Meine Frau durfte nicht mit mir
an die Gemeindeversammlung
Wie war das vor 50 Jahren, als der Kanton Luzern im Oktober 1970 das Frauenstimmecht einführte? Der ehemalige CVP-Regierungsrat Klaus Fellmann erinnert sich an den historischen Urnengang.
Von Klaus Fellmann
Damals hat das Luzerner Volk (unerwartet) deutlich mit 25 170 Ja zu 14 781 Nein entschieden, dass die Frauen bei den Volksrechten zu ihrem Recht auf uneingeschränkte Mitwirkung kommen sollen. Mich erinnern viele Ereignisse an das Umfeld des Entscheides. Ich war damals ein junges Mitglied der Konservativen Volkspartei und vollends überzeugt, dass der Abstimmungsslogan "Zyt esch do“ wegweisend war.
Natürlich war nach wie vor vielenorts auch Skepsis mit im Spiel. Es wurde ein überparteiliches Aktionskomitee gegründet. Als Präsident wirkte der St. Urbaner Grossrat und Zahnarzt Dr. Hans Frei. Ein Mensch und Politiker mit Ausstrahlung, Charme und Überzeugungskraft. Er entwickelte eine lebhafte Aktivität und kam damit bei den Leuten gut an. Der Meinungsgraben zwischen der städtischen und ländlichen Bevölkerung war natürlich zu spüren. Am Abend des erfolgreichen Abstimmungssonntages waren Freude und Erleichterung (fast) im ganzen Kanton spürbar.
Start mit Josy J. Meier und Cécile Abt
Als Gemeindeschreiber war ich voller Spannung im Urnenbüro tätig und war glücklich, dass auch Dagmersellen zu den befürwortenden Gemeinden zählte. Die unverzügliche erstmalige Wahl einer Schulpflegerin war die unmittelbare Folge. Sehr bedenkenswert ist auch die Tatsache, dass unser Stand diesen Entscheid noch vor dem Bund (Februar 1971) getroffen hat. So sah ich mich dann im Mai 1971 inmitten einer kleinen aber engagierten Frauengruppe auf der Grossratsliste und durfte unter anderem mit Vorkämpferin Josy J. Meier und der Reider Ärztin Cécile Abt meinen politischen Weg starten.

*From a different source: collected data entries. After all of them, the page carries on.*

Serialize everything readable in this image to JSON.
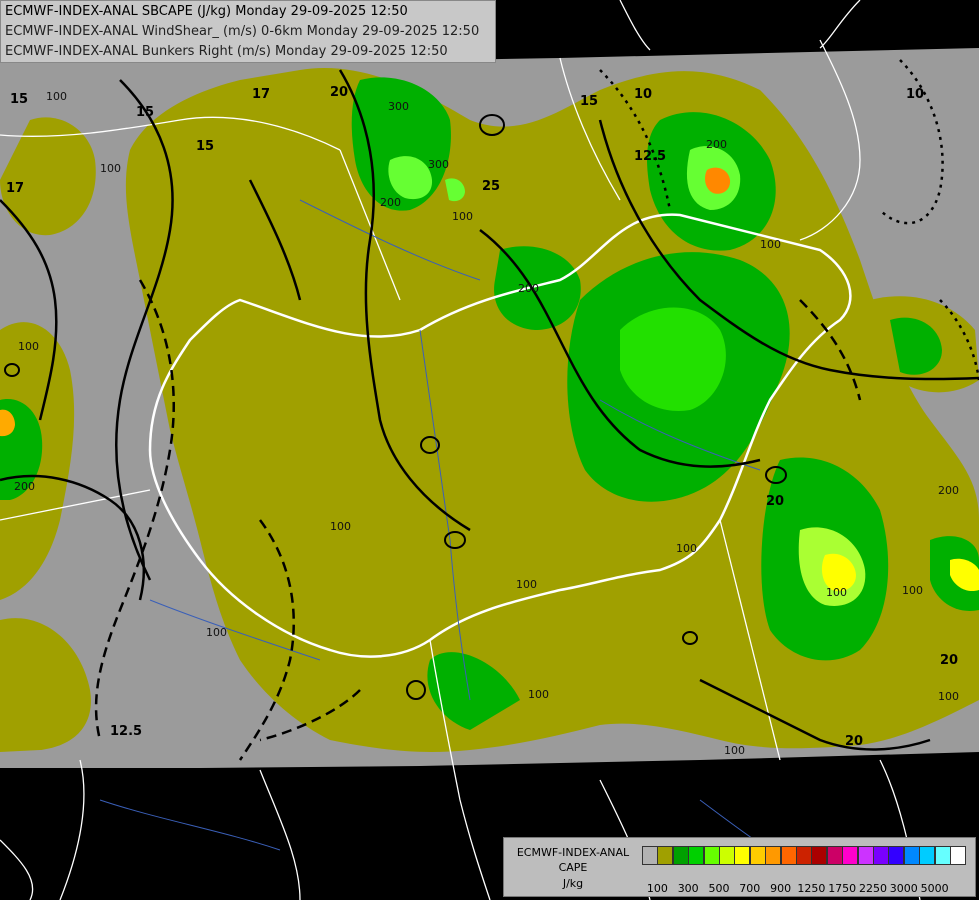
{
  "header": {
    "lines": [
      "ECMWF-INDEX-ANAL SBCAPE (J/kg) Monday 29-09-2025 12:50",
      "ECMWF-INDEX-ANAL WindShear_ (m/s) 0-6km Monday 29-09-2025 12:50",
      "ECMWF-INDEX-ANAL Bunkers Right (m/s) Monday 29-09-2025 12:50"
    ]
  },
  "map": {
    "contour_labels": {
      "shear": [
        "15",
        "15",
        "15",
        "17",
        "17",
        "25",
        "20",
        "12.5",
        "10",
        "15",
        "20",
        "20",
        "12.5",
        "10",
        "20"
      ],
      "cape": [
        "100",
        "100",
        "300",
        "300",
        "200",
        "100",
        "200",
        "100",
        "200",
        "100",
        "100",
        "100",
        "200",
        "100",
        "100",
        "100",
        "100",
        "100",
        "200",
        "100",
        "100"
      ]
    },
    "colors": {
      "background": "#000000",
      "land_low": "#9b9b9b",
      "olive": "#a0a000",
      "green_dark": "#00a000",
      "green": "#00cc00",
      "green_light": "#66ff33",
      "yellow": "#ffff00",
      "orange": "#ff8800",
      "border": "#ffffff"
    }
  },
  "legend": {
    "title_lines": [
      "ECMWF-INDEX-ANAL",
      "CAPE",
      "J/kg"
    ],
    "swatch_colors": [
      "#b2b2b2",
      "#a0a000",
      "#00a000",
      "#00d000",
      "#66ff00",
      "#ccff00",
      "#ffff00",
      "#ffcc00",
      "#ff9900",
      "#ff6600",
      "#cc2200",
      "#aa0000",
      "#cc0066",
      "#ff00cc",
      "#cc33ff",
      "#7a00ff",
      "#3300ff",
      "#0088ff",
      "#00ccff",
      "#66ffff",
      "#ffffff"
    ],
    "tick_labels": [
      "100",
      "300",
      "500",
      "700",
      "900",
      "1250",
      "1750",
      "2250",
      "3000",
      "5000"
    ]
  }
}
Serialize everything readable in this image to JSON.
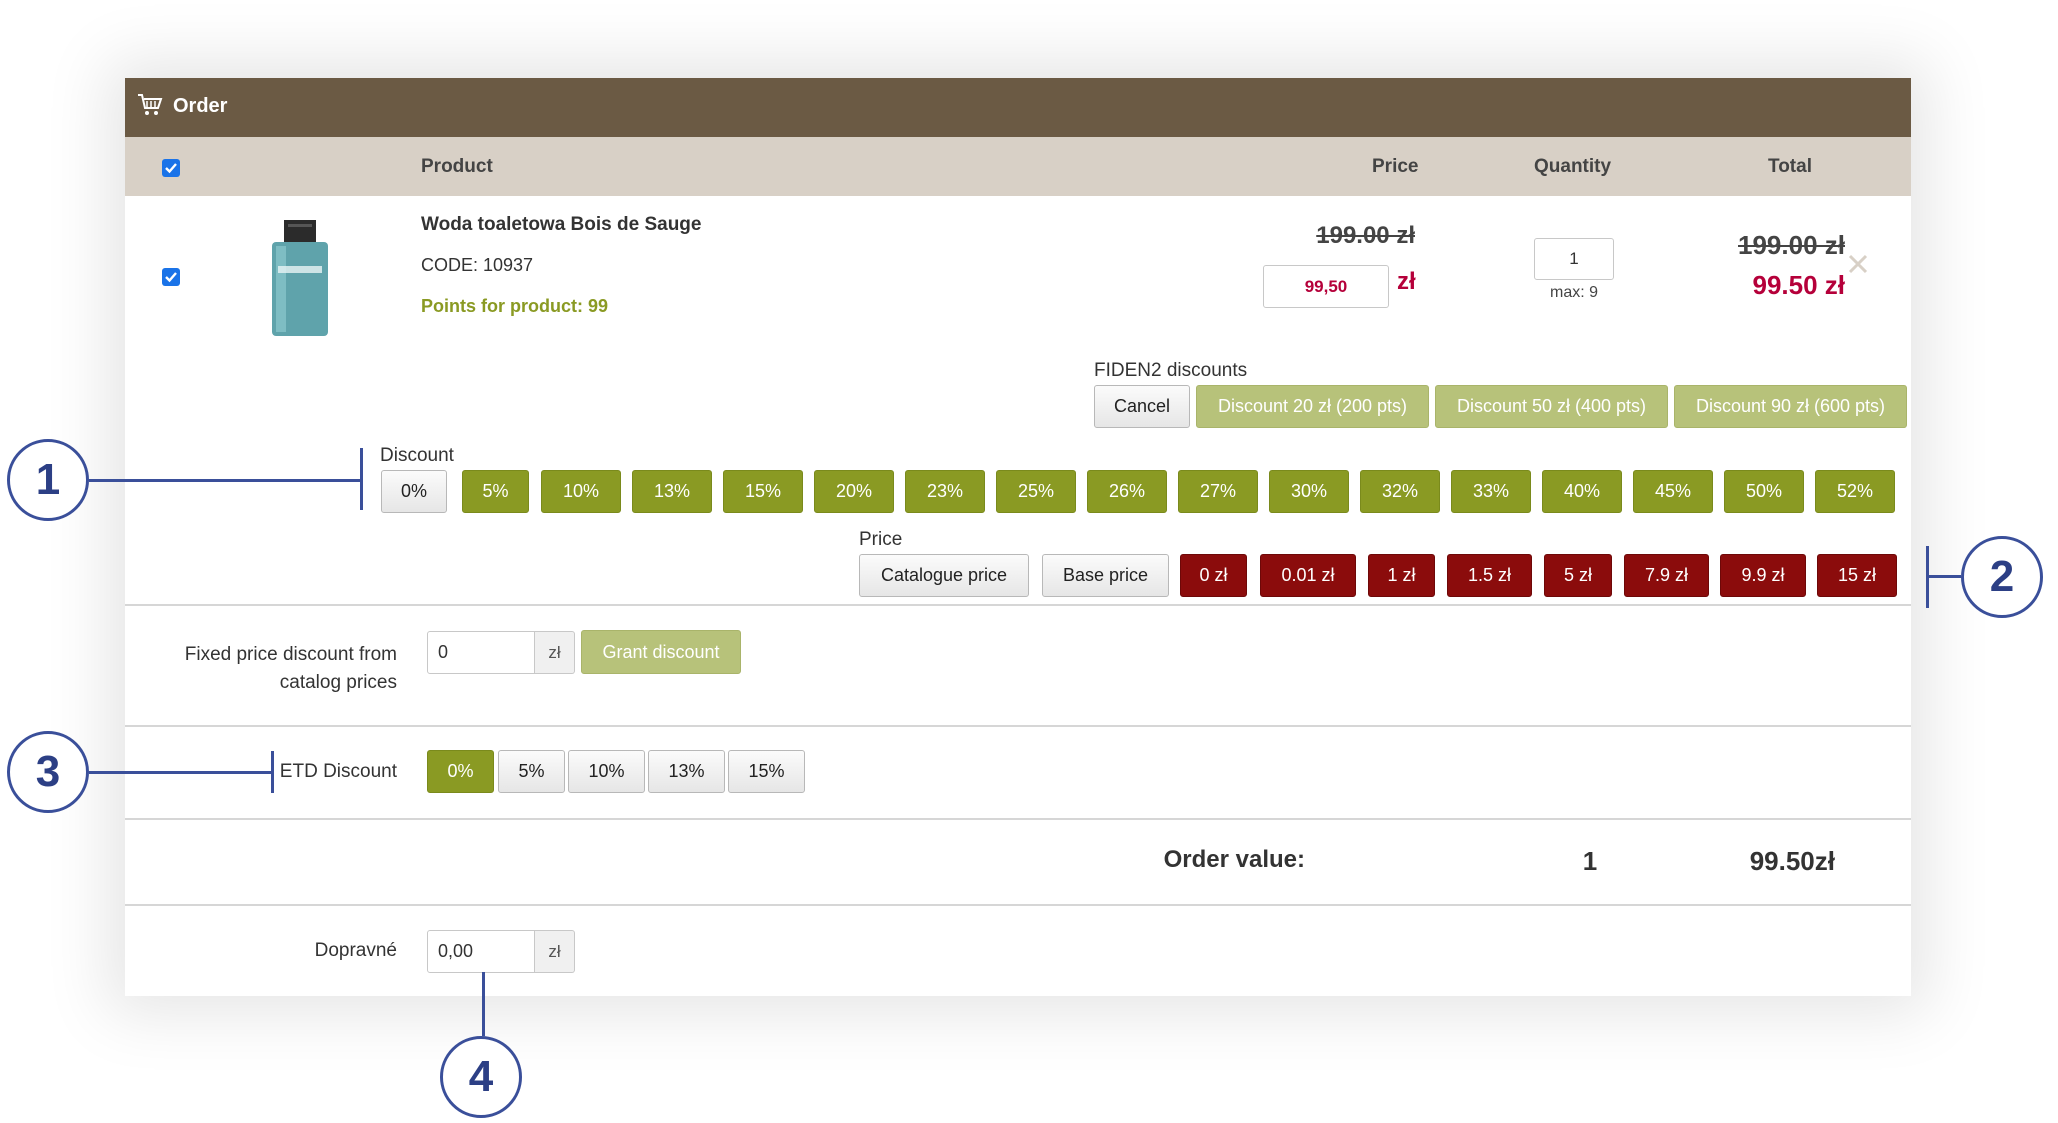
{
  "window": {
    "title": "Order"
  },
  "table_header": {
    "product": "Product",
    "price": "Price",
    "quantity": "Quantity",
    "total": "Total"
  },
  "product": {
    "name": "Woda toaletowa Bois de Sauge",
    "code": "CODE: 10937",
    "points": "Points for product: 99",
    "catalog_price": "199.00 zł",
    "price_input": "99,50",
    "currency": "zł",
    "quantity": "1",
    "max": "max: 9",
    "total_old": "199.00 zł",
    "total_new": "99.50 zł"
  },
  "fiden": {
    "label": "FIDEN2 discounts",
    "cancel": "Cancel",
    "options": [
      "Discount 20 zł (200 pts)",
      "Discount 50 zł (400 pts)",
      "Discount 90 zł (600 pts)"
    ]
  },
  "discount": {
    "label": "Discount",
    "options": [
      "0%",
      "5%",
      "10%",
      "13%",
      "15%",
      "20%",
      "23%",
      "25%",
      "26%",
      "27%",
      "30%",
      "32%",
      "33%",
      "40%",
      "45%",
      "50%",
      "52%"
    ]
  },
  "price_section": {
    "label": "Price",
    "catalogue": "Catalogue price",
    "base": "Base price",
    "options": [
      "0 zł",
      "0.01 zł",
      "1 zł",
      "1.5 zł",
      "5 zł",
      "7.9 zł",
      "9.9 zł",
      "15 zł"
    ]
  },
  "fixed_discount": {
    "label_line1": "Fixed price discount from",
    "label_line2": "catalog prices",
    "value": "0",
    "unit": "zł",
    "button": "Grant discount"
  },
  "etd": {
    "label": "ETD Discount",
    "options": [
      "0%",
      "5%",
      "10%",
      "13%",
      "15%"
    ],
    "selected": "0%"
  },
  "order_value": {
    "label": "Order value:",
    "quantity": "1",
    "total": "99.50zł"
  },
  "shipping": {
    "label": "Dopravné",
    "value": "0,00",
    "unit": "zł"
  },
  "callouts": [
    "1",
    "2",
    "3",
    "4"
  ],
  "colors": {
    "header": "#6b5a44",
    "olive": "#8a9a23",
    "light_olive": "#b7c27a",
    "dark_red": "#8b0c0c",
    "price_red": "#b5003a",
    "callout": "#3a4f9a"
  }
}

Der Sinneswandel wurde mehr und mehr sichtbar, auch wenn Frauen noch länger um Einfluss kämpfen mussten. Ganz am Ziel sind wir noch nicht – so haben wir zum Beispiel seit 2015 wieder einen frauenlosen Regierungsrat im Kanton Luzern. Meine Frau Rita durfte mich anfänglich noch nicht an Gemeindeversammlungen begleiten oder selber einen Wahlzettel ausfüllen. Heute schlicht unvorstellbar! Das tat aber unserer lebhaften Meinungsbildung kaum Abbruch.
Positive Schlussfeststellung: die Demokratie bewegt sich langsam, aber sie bewegt sich und führt ans Ziel. – 9. November 2020
Klaus Fellmann, Jahrgang 1941, war Gemeindeschreiber in Dagmersellen. Er wurde 1971 als CVP-Vertreter in den Grossen Rat (heute Kantonsrat) gewählt und präsidierte während vier Jahren (1976-1981) die CVP-Kantonalpartei. Von 1987 bis 1999 gehörte er dem Luzerner Regierungsrat, wo er das Gesundheits- und Sozialdepartement leitete.